Lucid Group used its first investor day since going public to sketch the most detailed roadmap it has offered investors: three midsize vehicles, a robotaxi concept, and a subscription software business it expects to generate roughly $1 billion in annual recurring revenue by the end of the decade.
The company's interim chief executive Marc Winterhoff, who took over unexpectedly from founder Peter Rawlinson last year, said the company's ambition is to reach positive free cash flow late this decade, but declined to specify a year. The vagueness did little to reassure markets. Lucid shares closed Thursday down 7.9% at $9.84, falling throughout the event.
The numbers underline the scale of the challenge. Lucid lost $2.7 billion on revenue of $1.35 billion in 2025, and generated negative free cash flow of $3.8 billion, a deterioration of roughly 31% year on year. Total liquidity stands at $5.5 billion, including a $2 billion delayed draw credit facility from Saudi Arabia's Public Investment Fund, which has shifted its strategy from direct capital investment to revolving credit. Lucid says that is sufficient to fund operations through the first half of 2027.
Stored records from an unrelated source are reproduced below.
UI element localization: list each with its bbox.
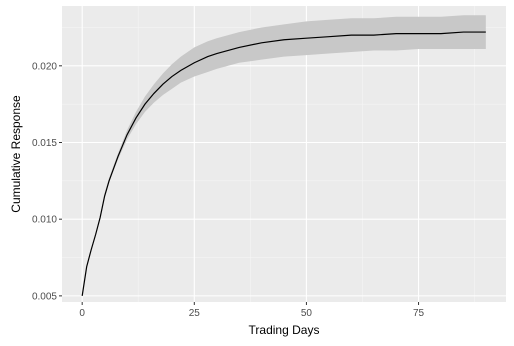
y-tick-label: 0.020 — [32, 61, 57, 72]
response-line — [81, 31, 486, 296]
confidence-band — [82, 15, 486, 296]
response-line-layer — [81, 31, 486, 296]
x-axis-title: Trading Days — [249, 323, 320, 337]
axis-ticks: 0 25 50 75 0.005 0.010 0.015 0.020 — [32, 61, 425, 319]
y-tick-label: 0.015 — [32, 138, 57, 149]
x-tick-label: 25 — [189, 308, 201, 319]
confidence-band-layer — [82, 15, 486, 296]
y-axis-title: Cumulative Response — [9, 95, 23, 213]
x-tick-label: 75 — [413, 308, 425, 319]
x-tick-label: 0 — [79, 308, 85, 319]
x-tick-label: 50 — [301, 308, 313, 319]
y-tick-label: 0.010 — [32, 215, 57, 226]
y-tick-label: 0.005 — [32, 291, 57, 302]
The midsize platform is central to the growth thesis. The first vehicle, called Cosmos, is due by year-end and priced from roughly $50,000, followed by a model called Earth approximately a year later and a third unnamed variant aimed at outdoor enthusiasts. That third model would compete directly with Rivian's forthcoming R2, which is expected to launch this spring from around $58,000. Lucid claims the new platform will deliver class-leading efficiency.
On autonomy, the company previewed a two-seat robotaxi concept called Lunar, built on the midsize platform. Winterhoff called it a mid-term target without giving a launch date. Lucid also announced an expansion of an existing tie-up with Uber to include the midsize vehicles. Executives said they expect to offer vehicles capable of limited self-driving by 2029, with Winterhoff suggesting the company's autonomous capability will broadly match Tesla's current Full Self-Driving system within a year.
A subscription driving-assistance service, priced between $69 and $199 per month, is set to launch by early 2027. The expansion of the total addressable market from $40 billion for the current Air and Gravity lineup to $700 billion is contingent on midsize and autonomy deliveries materialising on schedule.
Baird analyst Ben Kallo noted the mid-decade and late-decade targets provide a useful benchmark for investors but cautioned that the near-term backdrop remains difficult, citing tariffs and policy uncertainty as headwinds to sentiment.